PRP is growth-factor focused and can help symptoms in early OA, but it contains no stem cells and has limited structural impact. BMC provides a broader regenerative mixture with adult stem cells and immune modulation, and it is often the core stem cell therapy approach for osteoarthritis when a stronger joint-biologic strategy is needed. MSEC is advanced MSC-based signalling used selectively and sometimes combined with BMC for high-demand cases where the goal is maximal biological support.

Evidence comes from clinical trials, as well as preclinical work including studies in mice that clarify mechanisms.[5] In people, outcomes depend on disease stage, alignment, activity, and rehabilitation. Many systematic review publications conclude that stem cell injections may improve pain and function for months compared with baseline or some controls, but results vary widely and study protocols are heterogeneous. That variability is why clinics should be transparent about limitations, dosing, and follow-up. Clinics should track outcomes over time and document imaging, function scores, and return-to-sport decisions whenever possible for patients.

In practical terms, the most consistent results tend to occur in earlier disease, where there is still some cartilage to protect.[2] In later stages, the mechanical component dominates, and regenerative signalling alone may not overcome severe structural damage and the need for a joint replacement surgery.[3][4]

Any injection-based approach carries potential risks such as temporary flare, bleeding, infection, or worsening symptoms if activity is not managed. Benefits can include improved pain and stiffness, better function, and the potential to delay orthopaedic surgery in selected patients. The biggest limitation is disease stage: when cartilage is severely depleted and the joint is mechanically unstable, regenerative therapies are less likely to provide meaningful or lasting benefit.

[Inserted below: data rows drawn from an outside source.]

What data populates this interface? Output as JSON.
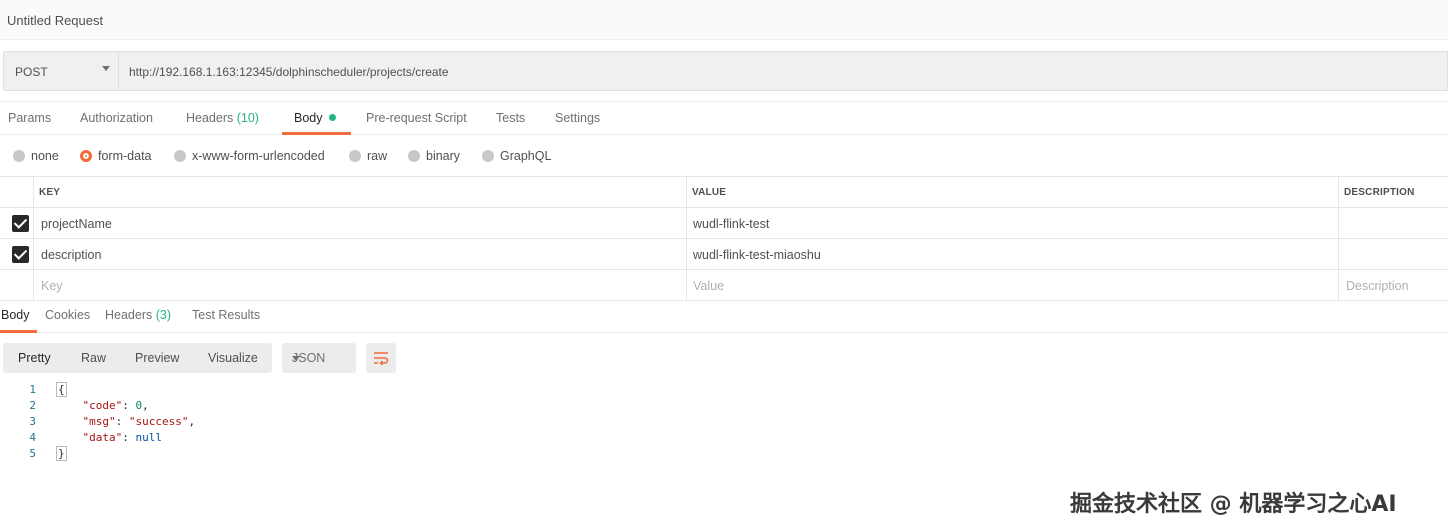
{
  "header": {
    "title": "Untitled Request"
  },
  "request": {
    "method": "POST",
    "url": "http://192.168.1.163:12345/dolphinscheduler/projects/create"
  },
  "request_tabs": [
    {
      "label": "Params"
    },
    {
      "label": "Authorization"
    },
    {
      "label": "Headers",
      "count": "(10)"
    },
    {
      "label": "Body"
    },
    {
      "label": "Pre-request Script"
    },
    {
      "label": "Tests"
    },
    {
      "label": "Settings"
    }
  ],
  "body_types": [
    "none",
    "form-data",
    "x-www-form-urlencoded",
    "raw",
    "binary",
    "GraphQL"
  ],
  "body_type_selected": "form-data",
  "form_table": {
    "headers": {
      "key": "KEY",
      "value": "VALUE",
      "description": "DESCRIPTION"
    },
    "rows": [
      {
        "key": "projectName",
        "value": "wudl-flink-test",
        "checked": true
      },
      {
        "key": "description",
        "value": "wudl-flink-test-miaoshu",
        "checked": true
      }
    ],
    "placeholders": {
      "key": "Key",
      "value": "Value",
      "description": "Description"
    }
  },
  "response_tabs": [
    {
      "label": "Body"
    },
    {
      "label": "Cookies"
    },
    {
      "label": "Headers",
      "count": "(3)"
    },
    {
      "label": "Test Results"
    }
  ],
  "view_modes": [
    "Pretty",
    "Raw",
    "Preview",
    "Visualize"
  ],
  "format": "JSON",
  "response_lines": [
    {
      "num": "1",
      "text": "{"
    },
    {
      "num": "2",
      "key": "\"code\"",
      "value": "0",
      "end": ","
    },
    {
      "num": "3",
      "key": "\"msg\"",
      "value": "\"success\"",
      "end": ","
    },
    {
      "num": "4",
      "key": "\"data\"",
      "value": "null",
      "end": ""
    },
    {
      "num": "5",
      "text": "}"
    }
  ],
  "watermark": "掘金技术社区 @ 机器学习之心AI",
  "colors": {
    "accent": "#f26b3a",
    "success": "#26b47f"
  }
}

Patients with mild to moderate OA, remaining cartilage, and manageable alignment often see the best impact. Those with a history of injury—such as meniscus damage, a tendon overload pattern, or a prior tear—may also improve when inflammation is reduced and biomechanics are corrected. Rehabilitation, strength, mobility, and gradual return to activity are part of maximizing results.

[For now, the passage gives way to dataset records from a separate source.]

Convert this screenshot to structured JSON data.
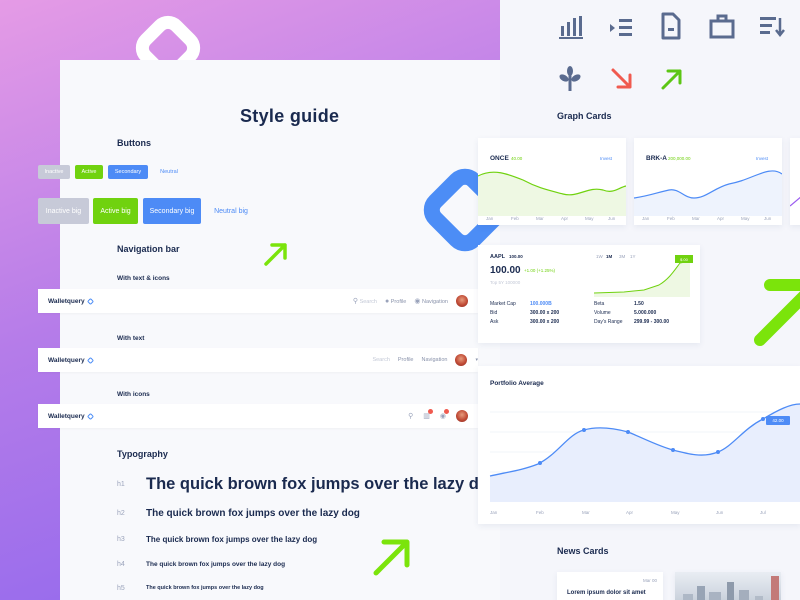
{
  "title": "Style guide",
  "sections": {
    "buttons": "Buttons",
    "navigation": "Navigation bar",
    "typography": "Typography",
    "graph_cards": "Graph Cards",
    "news_cards": "News Cards"
  },
  "buttons": {
    "small": [
      "Inactive",
      "Active",
      "Secondary",
      "Neutral"
    ],
    "big": [
      "Inactive big",
      "Active big",
      "Secondary big",
      "Neutral big"
    ]
  },
  "nav": {
    "sub_text_icons": "With text & icons",
    "sub_text": "With text",
    "sub_icons": "With icons",
    "brand": "Walletquery",
    "search": "Search",
    "profile": "Profile",
    "navigation": "Navigation",
    "badge_count": "2"
  },
  "typography": {
    "tags": [
      "h1",
      "h2",
      "h3",
      "h4",
      "h5"
    ],
    "samples": [
      "The quick brown fox jumps over the lazy dog",
      "The quick brown fox jumps over the lazy dog",
      "The quick brown fox jumps over the lazy dog",
      "The quick brown fox jumps over the lazy dog",
      "The quick brown fox jumps over the lazy dog"
    ]
  },
  "top_icons": [
    "bar-chart-icon",
    "list-icon",
    "document-icon",
    "briefcase-icon",
    "sort-icon",
    "plant-icon",
    "arrow-down-right-icon",
    "arrow-up-right-icon"
  ],
  "graph_cards": [
    {
      "ticker": "ONCE",
      "change": "40.00",
      "action": "Invest",
      "color": "#70d20f",
      "months": [
        "Jan",
        "Feb",
        "Mar",
        "Apr",
        "May",
        "Jun"
      ]
    },
    {
      "ticker": "BRK-A",
      "change": "200,000.00",
      "action": "Invest",
      "color": "#4d8bf6",
      "months": [
        "Jan",
        "Feb",
        "Mar",
        "Apr",
        "May",
        "Jun"
      ]
    }
  ],
  "stock_card": {
    "ticker": "AAPL",
    "price_small": "100.00",
    "price": "100.00",
    "change": "+1.00 (+1.25%)",
    "sub": "Top 5Y 100000",
    "ranges": [
      "1W",
      "1M",
      "3M",
      "1Y"
    ],
    "tooltip": "$ 00",
    "rows_left": [
      {
        "label": "Market Cap",
        "value": "100.000B"
      },
      {
        "label": "Bid",
        "value": "300.00 x 200"
      },
      {
        "label": "Ask",
        "value": "300.00 x 200"
      }
    ],
    "rows_right": [
      {
        "label": "Beta",
        "value": "1.50"
      },
      {
        "label": "Volume",
        "value": "5.000.000"
      },
      {
        "label": "Day's Range",
        "value": "299.99 - 300.00"
      }
    ]
  },
  "portfolio": {
    "title": "Portfolio Average",
    "tooltip": "42.00",
    "months": [
      "Jan",
      "Feb",
      "Mar",
      "Apr",
      "May",
      "Jun",
      "Jul"
    ]
  },
  "news": {
    "headline": "Lorem ipsum dolor sit amet",
    "meta": "Mar 00"
  },
  "colors": {
    "accent_green": "#70d20f",
    "accent_blue": "#4d8bf6",
    "navy": "#1a2a4f",
    "down_red": "#f05a4f"
  }
}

At ANOVA, our osteoarthritis treatment approach focuses on supporting the affected joint biologically and functionally for as long as possible, with the goal of delaying or reducing the need for joint replacement. We are fully aware that current stem cell–based treatments do not represent a permanent cure and that their effects are typically temporary. However, even temporary improvement can be clinically meaningful.

By reducing pain, improving joint function, and stabilizing the joint environment, regenerative treatments may help patients maintain mobility and quality of life while preserving time. That time can be valuable—not only for the patient’s daily functioning, but also because osteoarthritis treatment options continue to evolve, including advances in surgical techniques and regenerative strategies.